I “mini uomini” sono quelli che prima dicono di amarti:
vanno in cielo e rubano la luna per te, ti coprono di petali di rosa e ti fanno
levitare dal suolo. Poi ad un tratto, un giorno, si tolgono la maschera
mostrando il loro essere mostruoso.
E iniziano ad arrivare le critiche cattive, quelle
costruite ad hoc per distruggere la nostra sicurezza, per farci sentire in
balìa delle onde.
E poi arrivano le offese urlate, quelle scagliate contro
come sassi: una lapidazione in piena regola per noi, colpevoli d’essere donne.
E ancora, come in un film dell’orrore quando la musica
incalza, ecco le spinte, ecco il primo schiaffo.
E poi un altro ed un altro ancora.
E magari, nel tempo, arrivano i pugni.

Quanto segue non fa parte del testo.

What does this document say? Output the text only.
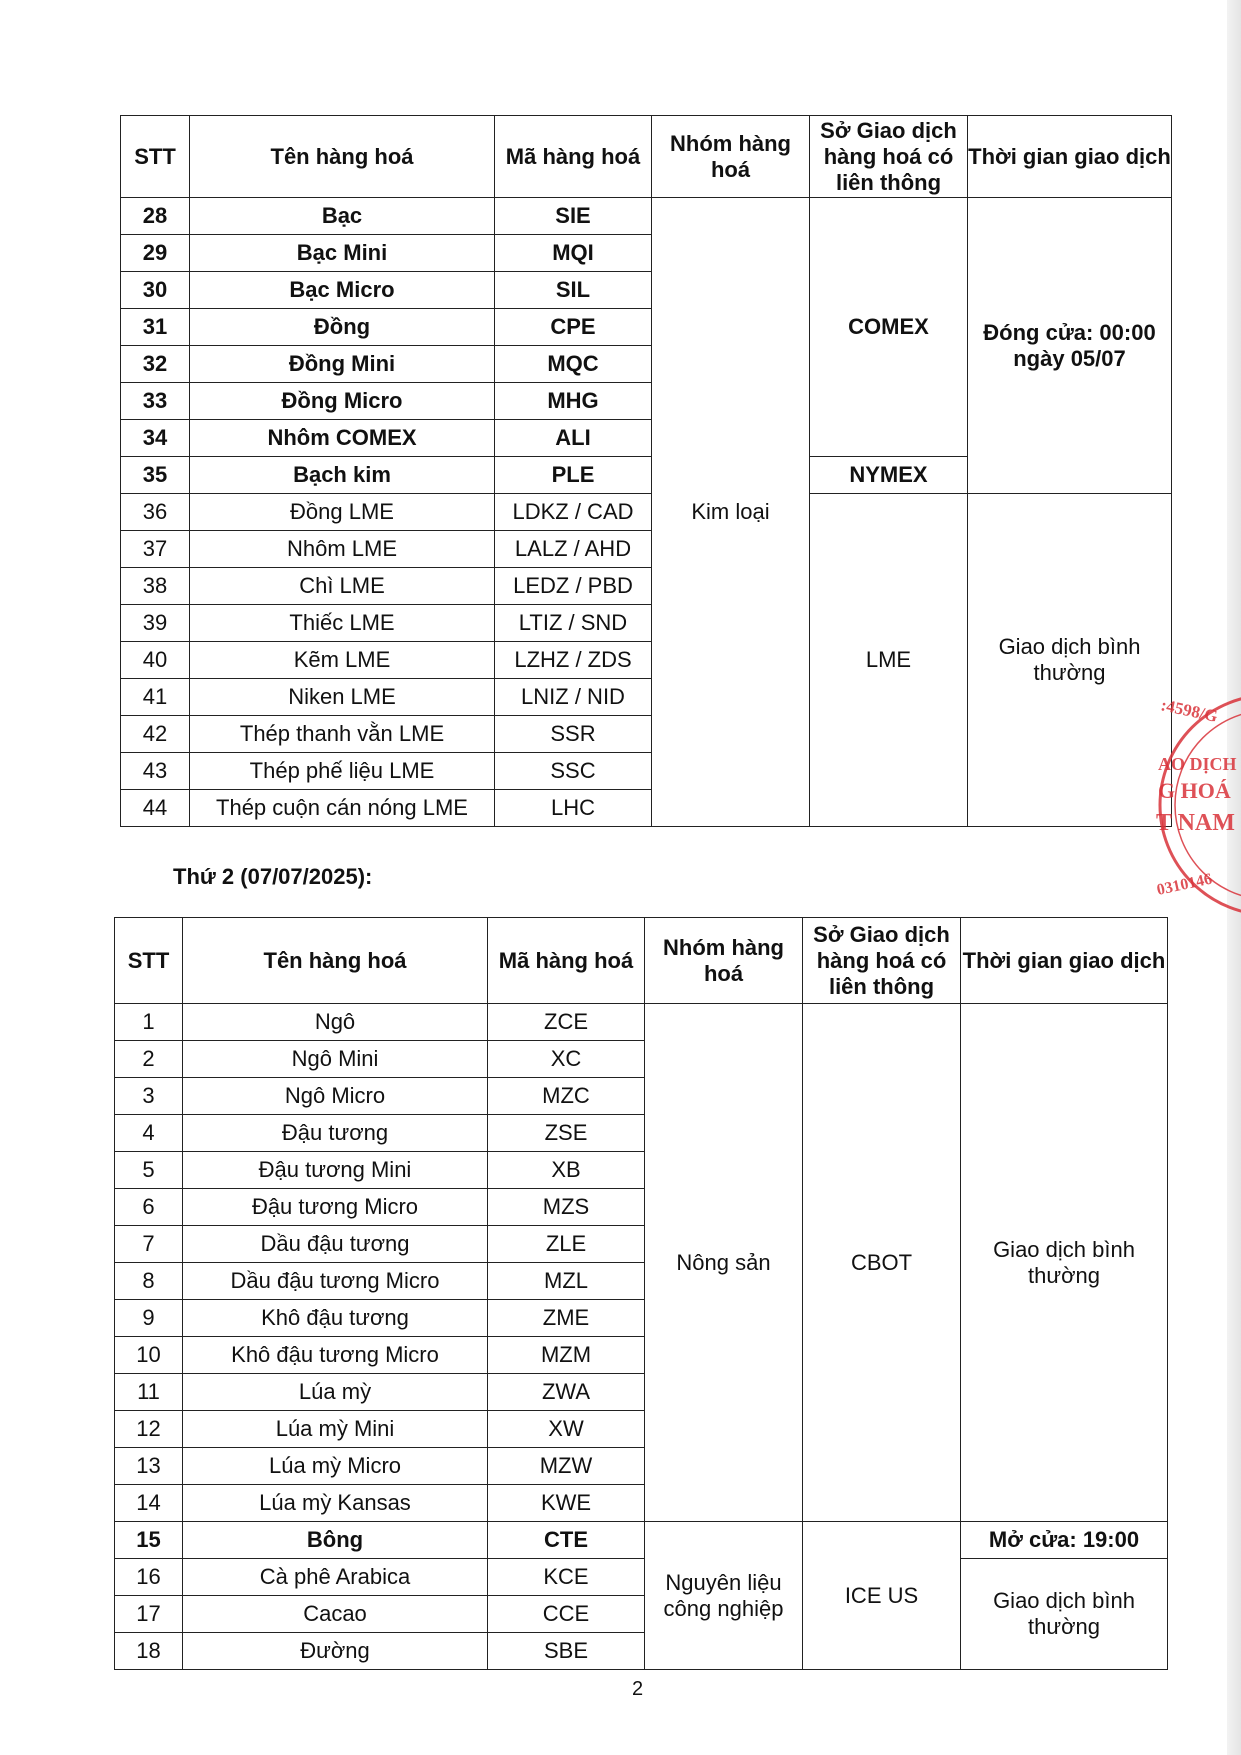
STT	Tên hàng hoá	Mã hàng hoá	Nhóm hàng hoá	Sở Giao dịch hàng hoá có liên thông	Thời gian giao dịch
28	Bạc	SIE	Kim loại	COMEX	Đóng cửa: 00:00 ngày 05/07
29	Bạc Mini	MQI			
30	Bạc Micro	SIL			
31	Đồng	CPE			
32	Đồng Mini	MQC			
33	Đồng Micro	MHG			
34	Nhôm COMEX	ALI			
35	Bạch kim	PLE		NYMEX	
36	Đồng LME	LDKZ / CAD		LME	Giao dịch bình thường
37	Nhôm LME	LALZ / AHD			
38	Chì LME	LEDZ / PBD			
39	Thiếc LME	LTIZ / SND			
40	Kẽm LME	LZHZ / ZDS			
41	Niken LME	LNIZ / NID			
42	Thép thanh vằn LME	SSR			
43	Thép phế liệu LME	SSC			
44	Thép cuộn cán nóng LME	LHC			
Thứ 2 (07/07/2025):
STT	Tên hàng hoá	Mã hàng hoá	Nhóm hàng hoá	Sở Giao dịch hàng hoá có liên thông	Thời gian giao dịch
1	Ngô	ZCE	Nông sản	CBOT	Giao dịch bình thường
2	Ngô Mini	XC			
3	Ngô Micro	MZC			
4	Đậu tương	ZSE			
5	Đậu tương Mini	XB			
6	Đậu tương Micro	MZS			
7	Dầu đậu tương	ZLE			
8	Dầu đậu tương Micro	MZL			
9	Khô đậu tương	ZME			
10	Khô đậu tương Micro	MZM			
11	Lúa mỳ	ZWA			
12	Lúa mỳ Mini	XW			
13	Lúa mỳ Micro	MZW			
14	Lúa mỳ Kansas	KWE			
15	Bông	CTE	Nguyên liệu công nghiệp	ICE US	Mở cửa: 19:00
16	Cà phê Arabica	KCE			Giao dịch bình thường
17	Cacao	CCE			
18	Đường	SBE			
2
:4598/G
AO DỊCH
G HOÁ
T NAM
0310146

E i calci sul
corpo disteso a terra, piegato e racchiuso in sé come quello di un neonato.
Noi non usiamo la forza. Non quella fisica. Raro.
Noi siamo forti dentro. Siamo dei contenitori immensi di
forza interiore. Siamo così immense che in noi non esiste un principio e non
esiste una fine.
O meglio, la fine spesso c’è. E noi, con il nostro contenitore di forza, ce ne
andiamo senza far troppo rumore. Basta l’ultimo calcio, basta l’ultimo pugno.
Ma il “mini uomo” non vince. Non può vincere. Non vincerà
mai.
Perché per ogni donna caduta sotto la sua clava da
cavernicolo, ce ne saranno sempre altre mille che alzeranno la testa.